During his time, with warlords fighting for their own territories, many people fell victim to infectious diseases. Zhang's family was no exception. He learned medicine by studying from his towns fellow and later teacher Zhang Bozu, assimilating from previous medicinal literature such as Yellow Emperor's Inner Classic
Huangdi Neijing (黄帝内經), and collecting many prescriptions elsewhere, finally writing the medical masterpiece Shanghan Zabing Lun (傷寒雜病論 (Shānghán Zábìng Lùn), lit. "Treatise on Cold Pathogenic and Miscellaneous Diseases"). Shortly after its publication, the book was lost during the wars that ravaged China during the period of the Three Kingdoms. Because of Zhang's contribution to traditional Chinese medicine, he is often regarded as the sage of Chinese medicine.
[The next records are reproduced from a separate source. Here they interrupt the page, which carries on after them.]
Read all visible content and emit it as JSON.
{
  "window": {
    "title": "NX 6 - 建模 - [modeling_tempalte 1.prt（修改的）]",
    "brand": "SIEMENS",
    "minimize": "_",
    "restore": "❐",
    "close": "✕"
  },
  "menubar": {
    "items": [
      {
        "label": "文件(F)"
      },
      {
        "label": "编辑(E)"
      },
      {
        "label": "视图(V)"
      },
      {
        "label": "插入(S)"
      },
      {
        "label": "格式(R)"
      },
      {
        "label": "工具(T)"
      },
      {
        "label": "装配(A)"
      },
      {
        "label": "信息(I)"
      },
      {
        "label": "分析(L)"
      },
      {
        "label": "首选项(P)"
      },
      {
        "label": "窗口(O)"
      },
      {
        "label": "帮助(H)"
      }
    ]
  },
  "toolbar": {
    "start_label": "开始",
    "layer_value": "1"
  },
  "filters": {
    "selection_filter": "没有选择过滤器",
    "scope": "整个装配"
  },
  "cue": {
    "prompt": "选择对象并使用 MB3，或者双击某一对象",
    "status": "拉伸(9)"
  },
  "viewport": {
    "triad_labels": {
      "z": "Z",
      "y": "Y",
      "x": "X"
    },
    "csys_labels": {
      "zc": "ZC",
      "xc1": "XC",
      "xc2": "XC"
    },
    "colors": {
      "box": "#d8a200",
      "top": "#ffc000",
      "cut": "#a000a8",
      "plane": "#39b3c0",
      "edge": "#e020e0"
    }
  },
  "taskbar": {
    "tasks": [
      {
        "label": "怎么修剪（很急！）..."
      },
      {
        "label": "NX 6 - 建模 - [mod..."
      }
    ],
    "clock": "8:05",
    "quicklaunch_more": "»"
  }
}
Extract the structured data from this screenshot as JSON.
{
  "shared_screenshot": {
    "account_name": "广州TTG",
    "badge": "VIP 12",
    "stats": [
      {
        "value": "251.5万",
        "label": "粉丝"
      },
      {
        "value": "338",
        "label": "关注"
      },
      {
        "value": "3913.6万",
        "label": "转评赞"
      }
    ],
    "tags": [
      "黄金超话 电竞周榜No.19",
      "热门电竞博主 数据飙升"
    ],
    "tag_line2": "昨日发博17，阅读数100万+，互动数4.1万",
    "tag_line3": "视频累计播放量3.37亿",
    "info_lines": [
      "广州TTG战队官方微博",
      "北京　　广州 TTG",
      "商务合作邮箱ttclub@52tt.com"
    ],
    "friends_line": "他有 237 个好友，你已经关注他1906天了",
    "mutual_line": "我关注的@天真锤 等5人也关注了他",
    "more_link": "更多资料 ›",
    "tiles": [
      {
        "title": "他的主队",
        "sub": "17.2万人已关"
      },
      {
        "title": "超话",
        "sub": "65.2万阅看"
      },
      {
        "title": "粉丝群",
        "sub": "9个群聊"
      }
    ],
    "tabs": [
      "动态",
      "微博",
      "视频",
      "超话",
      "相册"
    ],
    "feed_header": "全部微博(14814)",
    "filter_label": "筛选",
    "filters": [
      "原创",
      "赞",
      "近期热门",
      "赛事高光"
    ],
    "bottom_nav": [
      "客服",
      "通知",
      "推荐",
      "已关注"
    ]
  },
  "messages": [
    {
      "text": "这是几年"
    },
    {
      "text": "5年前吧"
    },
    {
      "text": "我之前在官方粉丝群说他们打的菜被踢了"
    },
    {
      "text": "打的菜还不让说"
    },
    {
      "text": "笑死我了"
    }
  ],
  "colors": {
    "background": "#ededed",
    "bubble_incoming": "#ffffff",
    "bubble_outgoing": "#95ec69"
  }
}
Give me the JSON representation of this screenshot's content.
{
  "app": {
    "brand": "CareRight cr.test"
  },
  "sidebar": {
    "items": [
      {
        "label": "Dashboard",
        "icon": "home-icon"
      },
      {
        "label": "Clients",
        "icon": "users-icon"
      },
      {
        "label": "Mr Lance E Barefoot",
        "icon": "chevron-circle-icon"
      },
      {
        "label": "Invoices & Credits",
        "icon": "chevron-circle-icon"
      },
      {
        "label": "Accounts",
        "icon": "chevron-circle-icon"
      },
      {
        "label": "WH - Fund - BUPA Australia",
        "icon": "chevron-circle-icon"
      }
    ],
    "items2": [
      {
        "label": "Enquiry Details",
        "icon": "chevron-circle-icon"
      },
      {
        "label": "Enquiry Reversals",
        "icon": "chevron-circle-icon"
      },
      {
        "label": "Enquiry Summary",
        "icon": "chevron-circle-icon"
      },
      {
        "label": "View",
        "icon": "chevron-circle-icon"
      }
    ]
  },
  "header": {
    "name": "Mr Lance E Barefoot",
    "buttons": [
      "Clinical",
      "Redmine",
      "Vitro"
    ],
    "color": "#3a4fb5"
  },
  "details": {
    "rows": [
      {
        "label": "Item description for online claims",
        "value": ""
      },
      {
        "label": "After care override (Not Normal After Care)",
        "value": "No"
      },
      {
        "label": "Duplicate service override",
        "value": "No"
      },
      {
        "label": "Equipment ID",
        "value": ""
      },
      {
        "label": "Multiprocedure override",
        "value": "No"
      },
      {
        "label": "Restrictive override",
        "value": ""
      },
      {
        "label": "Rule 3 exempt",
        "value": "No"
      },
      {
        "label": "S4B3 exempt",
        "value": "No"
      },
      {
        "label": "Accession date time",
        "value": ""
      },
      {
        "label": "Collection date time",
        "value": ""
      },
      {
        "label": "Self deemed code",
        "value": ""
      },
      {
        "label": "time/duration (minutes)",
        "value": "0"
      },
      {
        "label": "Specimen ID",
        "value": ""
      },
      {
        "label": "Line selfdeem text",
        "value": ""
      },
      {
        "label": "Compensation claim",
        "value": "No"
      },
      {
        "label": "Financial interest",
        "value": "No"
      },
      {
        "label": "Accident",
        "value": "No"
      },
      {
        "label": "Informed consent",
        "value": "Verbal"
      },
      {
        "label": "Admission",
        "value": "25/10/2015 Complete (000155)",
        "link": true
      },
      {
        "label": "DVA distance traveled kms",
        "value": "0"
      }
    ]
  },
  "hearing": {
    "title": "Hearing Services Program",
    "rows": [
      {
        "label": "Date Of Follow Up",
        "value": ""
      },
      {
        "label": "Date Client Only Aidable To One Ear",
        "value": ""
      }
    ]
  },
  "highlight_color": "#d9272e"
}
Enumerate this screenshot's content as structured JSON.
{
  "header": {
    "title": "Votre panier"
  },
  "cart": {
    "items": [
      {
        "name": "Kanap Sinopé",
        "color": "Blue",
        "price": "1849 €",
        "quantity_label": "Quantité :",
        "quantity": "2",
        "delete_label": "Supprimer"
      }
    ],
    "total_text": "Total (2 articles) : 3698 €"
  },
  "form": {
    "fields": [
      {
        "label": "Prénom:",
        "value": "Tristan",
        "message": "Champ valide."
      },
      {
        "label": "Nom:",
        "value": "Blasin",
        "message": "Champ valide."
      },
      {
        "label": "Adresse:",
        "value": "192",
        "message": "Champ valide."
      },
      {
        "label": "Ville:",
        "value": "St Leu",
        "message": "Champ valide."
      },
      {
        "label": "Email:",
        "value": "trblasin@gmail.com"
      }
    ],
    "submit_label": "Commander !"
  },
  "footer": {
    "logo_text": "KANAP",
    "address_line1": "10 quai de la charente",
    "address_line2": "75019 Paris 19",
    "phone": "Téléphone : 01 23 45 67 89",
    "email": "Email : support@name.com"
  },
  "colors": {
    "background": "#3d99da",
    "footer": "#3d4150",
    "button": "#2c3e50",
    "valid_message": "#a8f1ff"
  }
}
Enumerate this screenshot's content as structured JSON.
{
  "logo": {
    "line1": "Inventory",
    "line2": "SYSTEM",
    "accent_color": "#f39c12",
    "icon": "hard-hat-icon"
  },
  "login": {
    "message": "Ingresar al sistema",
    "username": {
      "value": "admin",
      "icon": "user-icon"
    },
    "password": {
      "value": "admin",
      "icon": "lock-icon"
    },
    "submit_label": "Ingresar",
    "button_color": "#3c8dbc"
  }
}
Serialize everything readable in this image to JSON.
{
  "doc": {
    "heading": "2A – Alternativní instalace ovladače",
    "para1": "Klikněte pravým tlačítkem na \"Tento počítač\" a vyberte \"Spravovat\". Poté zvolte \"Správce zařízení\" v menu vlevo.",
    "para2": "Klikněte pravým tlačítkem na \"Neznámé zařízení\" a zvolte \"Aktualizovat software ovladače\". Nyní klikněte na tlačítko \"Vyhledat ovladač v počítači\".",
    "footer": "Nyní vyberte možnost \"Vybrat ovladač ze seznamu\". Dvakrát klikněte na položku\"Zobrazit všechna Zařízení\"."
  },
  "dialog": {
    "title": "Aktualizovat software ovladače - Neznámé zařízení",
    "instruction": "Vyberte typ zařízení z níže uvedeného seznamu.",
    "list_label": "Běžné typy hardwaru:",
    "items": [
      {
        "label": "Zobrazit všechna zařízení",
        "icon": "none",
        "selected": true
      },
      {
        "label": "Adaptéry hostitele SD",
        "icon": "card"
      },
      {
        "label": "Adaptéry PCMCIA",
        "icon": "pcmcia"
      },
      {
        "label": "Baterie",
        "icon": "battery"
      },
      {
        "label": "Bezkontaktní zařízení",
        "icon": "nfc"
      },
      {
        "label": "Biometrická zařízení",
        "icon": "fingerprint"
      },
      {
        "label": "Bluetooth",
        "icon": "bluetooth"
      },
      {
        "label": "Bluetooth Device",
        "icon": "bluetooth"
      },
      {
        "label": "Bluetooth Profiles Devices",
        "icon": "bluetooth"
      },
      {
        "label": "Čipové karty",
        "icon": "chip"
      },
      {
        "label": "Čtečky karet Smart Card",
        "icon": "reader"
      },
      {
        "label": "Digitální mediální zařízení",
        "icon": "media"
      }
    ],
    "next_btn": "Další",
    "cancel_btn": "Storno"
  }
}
Zhang's masterpiece, Shanghan Zabing Lun, was collected and organised later by physicians, notably Wang Shuhe (王叔和) from the Jin Dynasty (晋) and various court physicians during the Song Dynasty (宋) into two books, namely for the former, the Shang Han Lun (傷寒論, lit. "On Cold Damage"), which was mainly on a discourse on how to treat epidemic infectious diseases causing fevers prevalent during his era, and the latter, the Jingui Yaolüe (金櫃要略, lit. "Essential Prescriptions of the Golden Coffer"), a compendium of various clinical experiences which was regarded as a main discourse on internal diseases. These two texts have been heavily reconstructed several times up to the modern era. Revered for authoring the Shāng Hán Zá Bìng Lùn, Zhang Zhongjing is considered to have founded the Cold Damage or "Cold Disease" school of Chinese medicine and is widely considered the seminal expert to this day.

== Influence ==
Zhang Zhongjing left behind Zhang Zhongjing Liu Wei Di Huang Wan. There is also the Medical Sage Temple (医圣祠) in Nanyang, which is a place to commemorate Zhang Zhongjing. Zhang Zhongjing's treatment of diseases has unique effects. The key points of his medication are to be precise, concise, and straight to the condition. Unlike modern Chinese medicine, which uses Western medicine's way of thinking and logic to treat diseases. Zhang Zhongjing is a role model and model of learning for later generations of Chinese medicine.